Kerja Sama dengan Singapura, SD Darmono: Dapat Membantu Mengurangi Kesenjangan Sosial

0
425

JAKARTA, presidentpost.id – Pada bulan Juli lalu, Business China mengadakan forum yang diselenggarakan selama dua hari. Event tersebut berhasil mengumpulkan lebih dari 60 ahli di China dan 500 pemimpin perusahaan dan akademisi.

Wakil Perdana Menteri Teo Chee Hean menyampaikan pidato pembukaan melansir dari media, Jumat (14/7), menekankan bahwa kolaborasi dan konektivitas merupakan kunci untuk mengembangkan pemahaman bersama yang lebih besar mengenai kemungkinan dan potensi proyek Belt and Road.

“Dalam perjalanan pembangunan kita sendiri, Singapura dan China telah mengumpulkan keahlian dan pengalaman yang berguna yang dapat relevan untuk negara-negara di sepanjang Belt and Road,” kata DPM Teo, yang juga merupakan co-chairman dari Singapore-China Joint Council for Bilateral.

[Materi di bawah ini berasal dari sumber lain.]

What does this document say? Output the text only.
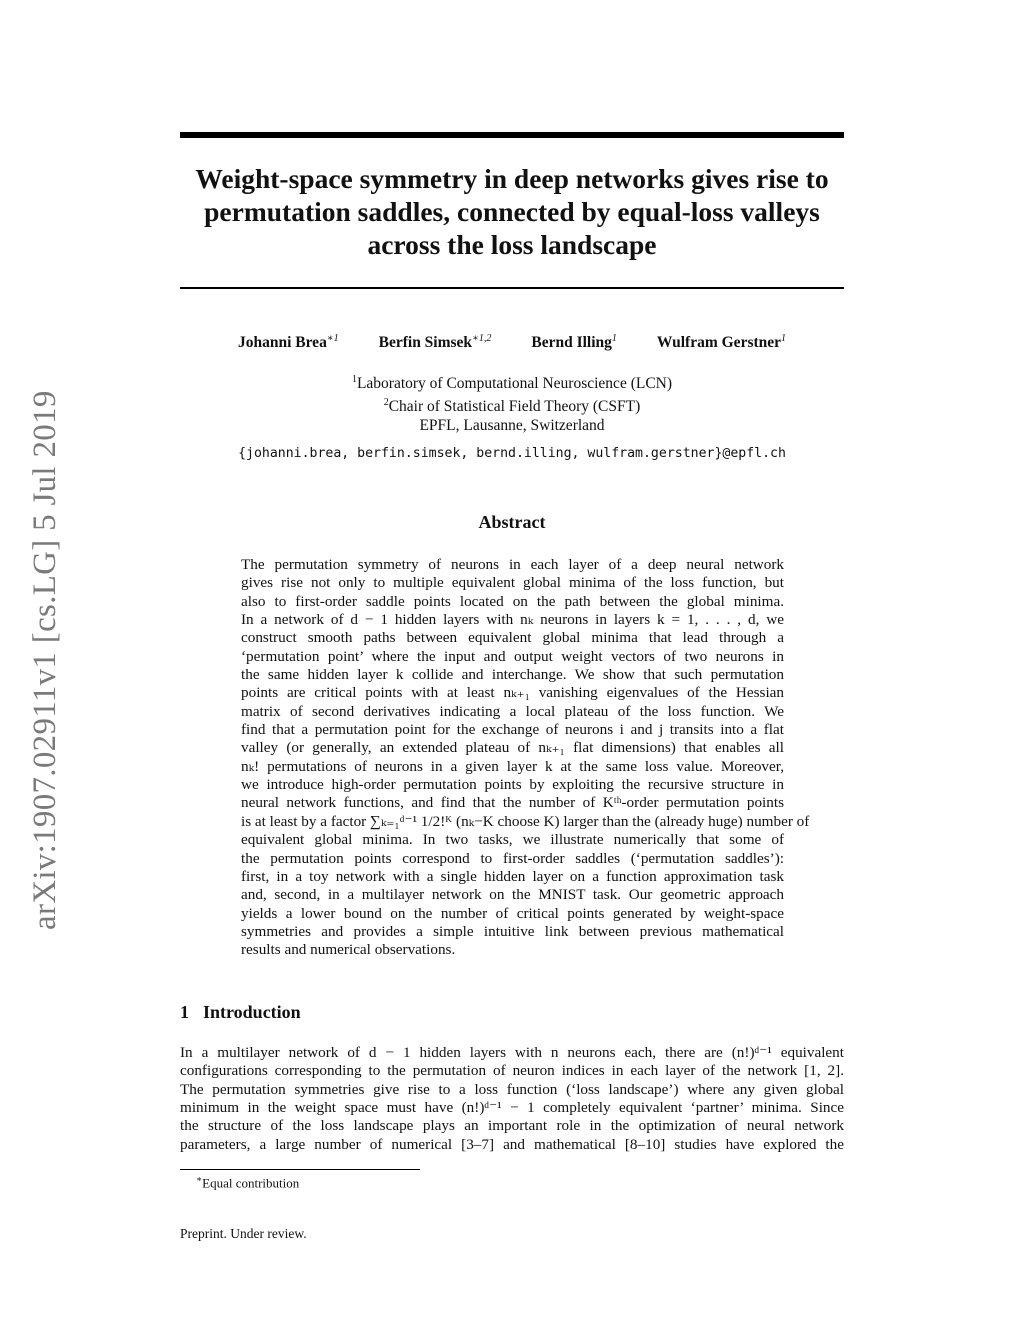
arXiv:1907.02911v1 [cs.LG] 5 Jul 2019
Weight-space symmetry in deep networks gives rise to
permutation saddles, connected by equal-loss valleys
across the loss landscape
Johanni Brea$^{∗1}$	Berfin Simsek$^{∗1,2}$	Bernd Illing$^1$	Wulfram Gerstner$^1$
$^1$Laboratory of Computational Neuroscience (LCN)
$^2$Chair of Statistical Field Theory (CSFT)
EPFL, Lausanne, Switzerland
{johanni.brea, berfin.simsek, bernd.illing, wulfram.gerstner}@epfl.ch
Abstract
The permutation symmetry of neurons in each layer of a deep neural network
gives rise not only to multiple equivalent global minima of the loss function, but
also to first-order saddle points located on the path between the global minima.
In a network of d − 1 hidden layers with nₖ neurons in layers k = 1, . . . , d, we
construct smooth paths between equivalent global minima that lead through a
‘permutation point’ where the input and output weight vectors of two neurons in
the same hidden layer k collide and interchange. We show that such permutation
points are critical points with at least nₖ₊₁ vanishing eigenvalues of the Hessian
matrix of second derivatives indicating a local plateau of the loss function. We
find that a permutation point for the exchange of neurons i and j transits into a flat
valley (or generally, an extended plateau of nₖ₊₁ flat dimensions) that enables all
nₖ! permutations of neurons in a given layer k at the same loss value. Moreover,
we introduce high-order permutation points by exploiting the recursive structure in
neural network functions, and find that the number of Kᵗʰ-order permutation points
is at least by a factor ∑ₖ₌₁ᵈ⁻¹ 1/2!ᴷ (nₖ−K choose K) larger than the (already huge) number of
equivalent global minima. In two tasks, we illustrate numerically that some of
the permutation points correspond to first-order saddles (‘permutation saddles’):
first, in a toy network with a single hidden layer on a function approximation task
and, second, in a multilayer network on the MNIST task. Our geometric approach
yields a lower bound on the number of critical points generated by weight-space
symmetries and provides a simple intuitive link between previous mathematical
results and numerical observations.
1 Introduction
In a multilayer network of d − 1 hidden layers with n neurons each, there are (n!)ᵈ⁻¹ equivalent
configurations corresponding to the permutation of neuron indices in each layer of the network [1, 2].
The permutation symmetries give rise to a loss function (‘loss landscape’) where any given global
minimum in the weight space must have (n!)ᵈ⁻¹ − 1 completely equivalent ‘partner’ minima. Since
the structure of the loss landscape plays an important role in the optimization of neural network
parameters, a large number of numerical [3–7] and mathematical [8–10] studies have explored the
∗Equal contribution
Preprint. Under review.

Dalam sambutannya, ketua Bisnis China, Lee Yi Shyan, mengatakan, “Kami akan terus memperkuat jaringan cerdas Singapura-China untuk meningkatkan interkonektivitas orang ke orang. Pertumbuhan bertahap jaringan ini akan menjadi regional. Konektor yang menghubungkan Singapura dengan jaringan pasar regional.”

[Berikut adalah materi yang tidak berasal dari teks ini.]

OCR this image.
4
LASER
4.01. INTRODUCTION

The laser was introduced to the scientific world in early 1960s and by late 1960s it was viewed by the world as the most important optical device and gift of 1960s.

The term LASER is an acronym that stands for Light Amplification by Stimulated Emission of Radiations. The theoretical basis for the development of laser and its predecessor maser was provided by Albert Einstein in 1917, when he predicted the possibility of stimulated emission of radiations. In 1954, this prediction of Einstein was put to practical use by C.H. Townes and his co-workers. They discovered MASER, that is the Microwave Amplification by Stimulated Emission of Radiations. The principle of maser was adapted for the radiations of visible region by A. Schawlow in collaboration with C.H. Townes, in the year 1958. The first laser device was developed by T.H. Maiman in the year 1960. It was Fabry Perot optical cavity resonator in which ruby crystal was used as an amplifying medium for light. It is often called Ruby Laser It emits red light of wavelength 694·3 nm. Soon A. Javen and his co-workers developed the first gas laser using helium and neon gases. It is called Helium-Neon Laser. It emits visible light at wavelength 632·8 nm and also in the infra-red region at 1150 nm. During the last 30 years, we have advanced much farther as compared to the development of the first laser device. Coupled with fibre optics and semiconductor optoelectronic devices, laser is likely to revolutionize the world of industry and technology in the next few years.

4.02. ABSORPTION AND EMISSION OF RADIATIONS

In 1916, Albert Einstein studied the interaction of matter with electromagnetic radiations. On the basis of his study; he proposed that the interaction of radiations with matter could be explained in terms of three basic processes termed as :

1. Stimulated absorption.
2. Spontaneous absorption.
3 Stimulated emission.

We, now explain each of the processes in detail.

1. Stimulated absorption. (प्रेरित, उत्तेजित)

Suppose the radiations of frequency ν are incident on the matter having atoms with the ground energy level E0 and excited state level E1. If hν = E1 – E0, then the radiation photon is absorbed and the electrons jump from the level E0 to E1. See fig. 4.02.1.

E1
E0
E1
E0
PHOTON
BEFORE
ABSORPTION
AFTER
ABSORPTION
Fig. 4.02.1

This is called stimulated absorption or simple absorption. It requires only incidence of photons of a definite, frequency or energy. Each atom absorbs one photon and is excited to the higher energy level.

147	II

Ren Dongyan, manajer umum China Construction Bank Singapore, menunjukkan bahwa budaya perusahaan China telah berevolusi. Sementara perusahaan seperti Alibaba memiliki kehadiran global yang kuat, banyak perusahaan lokal kecil menghadapi tantangan dalam menjelajah ke luar negeri, katanya.

Kemitraan dengan pihak ketiga dapat membantu mewujudkan potensi penuh Inisiatif Belt dan Jalan untuk meningkatkan ekonomi dan orang-orang di seluruh wilayah, kata peserta.

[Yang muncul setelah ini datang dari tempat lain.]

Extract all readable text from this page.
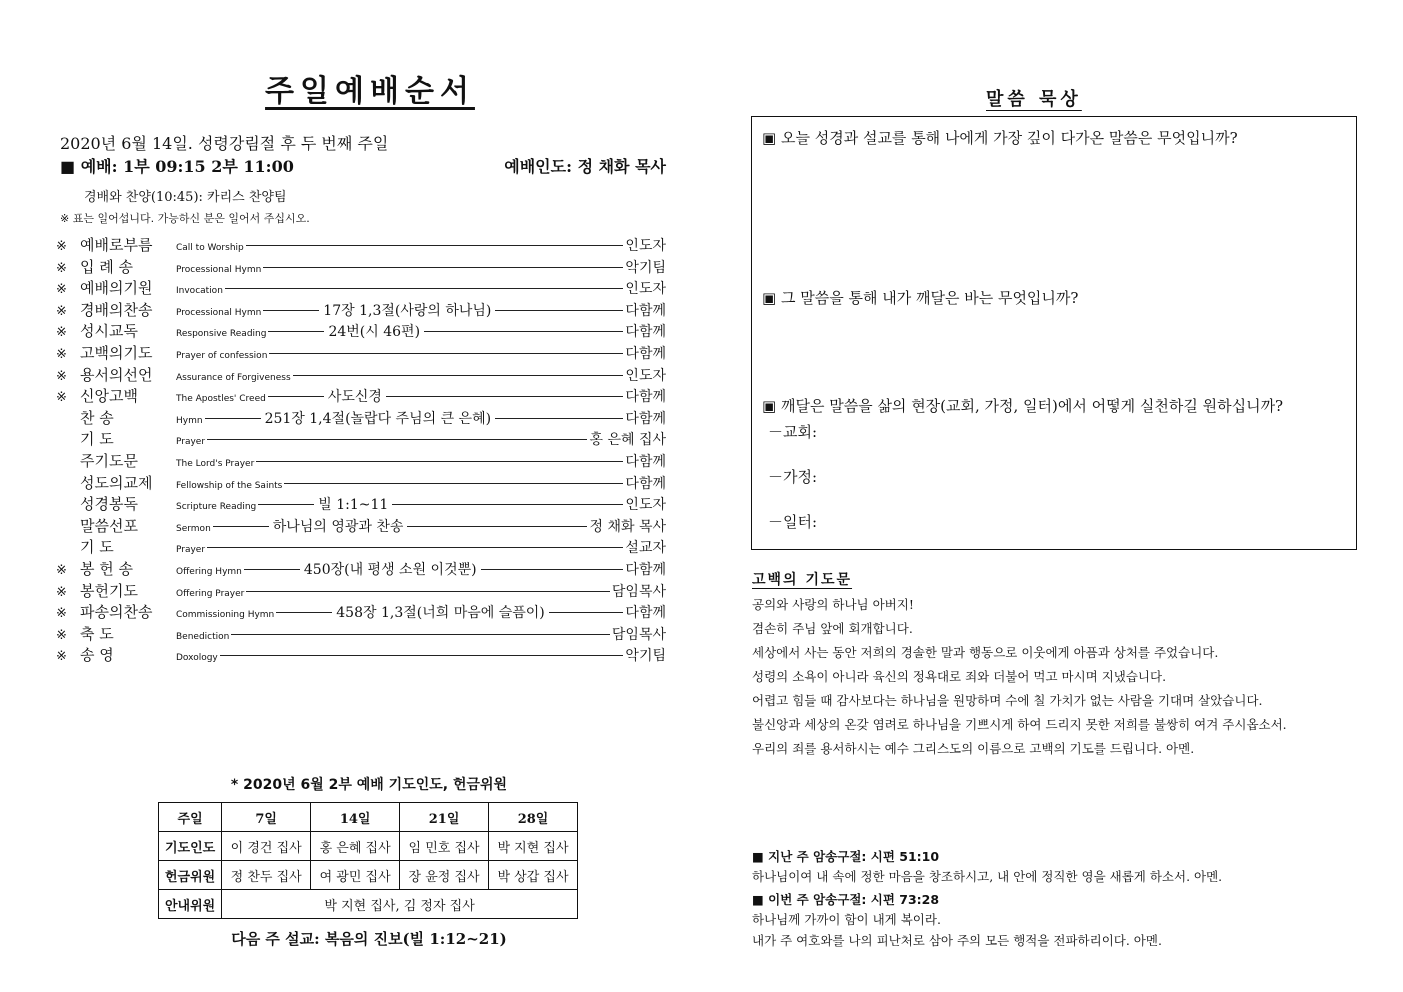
주일예배순서
2020년 6월 14일. 성령강림절 후 두 번째 주일
■ 예배: 1부 09:15 2부 11:00	예배인도: 정 채화 목사
경배와 찬양(10:45): 카리스 찬양팀
※ 표는 일어섭니다. 가능하신 분은 일어서 주십시오.
※ 예배로부름	Call to Worship	인도자
※ 입 례 송	Processional Hymn	악기팀
※ 예배의기원	Invocation	인도자
※ 경배의찬송	Processional Hymn	17장 1,3절(사랑의 하나님)	다함께
※ 성시교독	Responsive Reading	24번(시 46편)	다함께
※ 고백의기도	Prayer of confession	다함께
※ 용서의선언	Assurance of Forgiveness	인도자
※ 신앙고백	The Apostles' Creed	사도신경	다함께
찬 송	Hymn	251장 1,4절(놀랍다 주님의 큰 은혜)	다함께
기 도	Prayer	홍 은혜 집사
주기도문	The Lord's Prayer	다함께
성도의교제	Fellowship of the Saints	다함께
성경봉독	Scripture Reading	빌 1:1~11	인도자
말씀선포	Sermon	하나님의 영광과 찬송	정 채화 목사
기 도	Prayer	설교자
※ 봉 헌 송	Offering Hymn	450장(내 평생 소원 이것뿐)	다함께
※ 봉헌기도	Offering Prayer	담임목사
※ 파송의찬송	Commissioning Hymn	458장 1,3절(너희 마음에 슬픔이)	다함께
※ 축 도	Benediction	담임목사
※ 송 영	Doxology	악기팀
* 2020년 6월 2부 예배 기도인도, 헌금위원
주일	7일	14일	21일	28일
기도인도	이 경건 집사	홍 은혜 집사	임 민호 집사	박 지현 집사
헌금위원	정 찬두 집사	여 광민 집사	장 윤정 집사	박 상갑 집사
안내위원	박 지현 집사, 김 정자 집사			
다음 주 설교: 복음의 진보(빌 1:12~21)
말씀 묵상
▣ 오늘 성경과 설교를 통해 나에게 가장 깊이 다가온 말씀은 무엇입니까?
▣ 그 말씀을 통해 내가 깨달은 바는 무엇입니까?
▣ 깨달은 말씀을 삶의 현장(교회, 가정, 일터)에서 어떻게 실천하길 원하십니까?
－교회:
－가정:
－일터:
고백의 기도문
공의와 사랑의 하나님 아버지!
겸손히 주님 앞에 회개합니다.
세상에서 사는 동안 저희의 경솔한 말과 행동으로 이웃에게 아픔과 상처를 주었습니다.
성령의 소욕이 아니라 육신의 정욕대로 죄와 더불어 먹고 마시며 지냈습니다.
어렵고 힘들 때 감사보다는 하나님을 원망하며 수에 칠 가치가 없는 사람을 기대며 살았습니다.
불신앙과 세상의 온갖 염려로 하나님을 기쁘시게 하여 드리지 못한 저희를 불쌍히 여겨 주시옵소서.
우리의 죄를 용서하시는 예수 그리스도의 이름으로 고백의 기도를 드립니다. 아멘.
■ 지난 주 암송구절: 시편 51:10
하나님이여 내 속에 정한 마음을 창조하시고, 내 안에 정직한 영을 새롭게 하소서. 아멘.
■ 이번 주 암송구절: 시편 73:28
하나님께 가까이 함이 내게 복이라.
내가 주 여호와를 나의 피난처로 삼아 주의 모든 행적을 전파하리이다. 아멘.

Sementara perbedaan budaya bisa menjadi batu sandungan, “berbagi pengalaman” dapat membantu mengatasi beberapa masalah, kata Mr Pisit Serewiwattana, presiden Bank Ekspor Impor Thailand.

“Ada peraturan dan budaya yang berbeda yang sulit untuk dihubungkan. China sendiri tidak bisa melakukannya sendiri mereka butuh kerja sama dengan mitra, “katanya.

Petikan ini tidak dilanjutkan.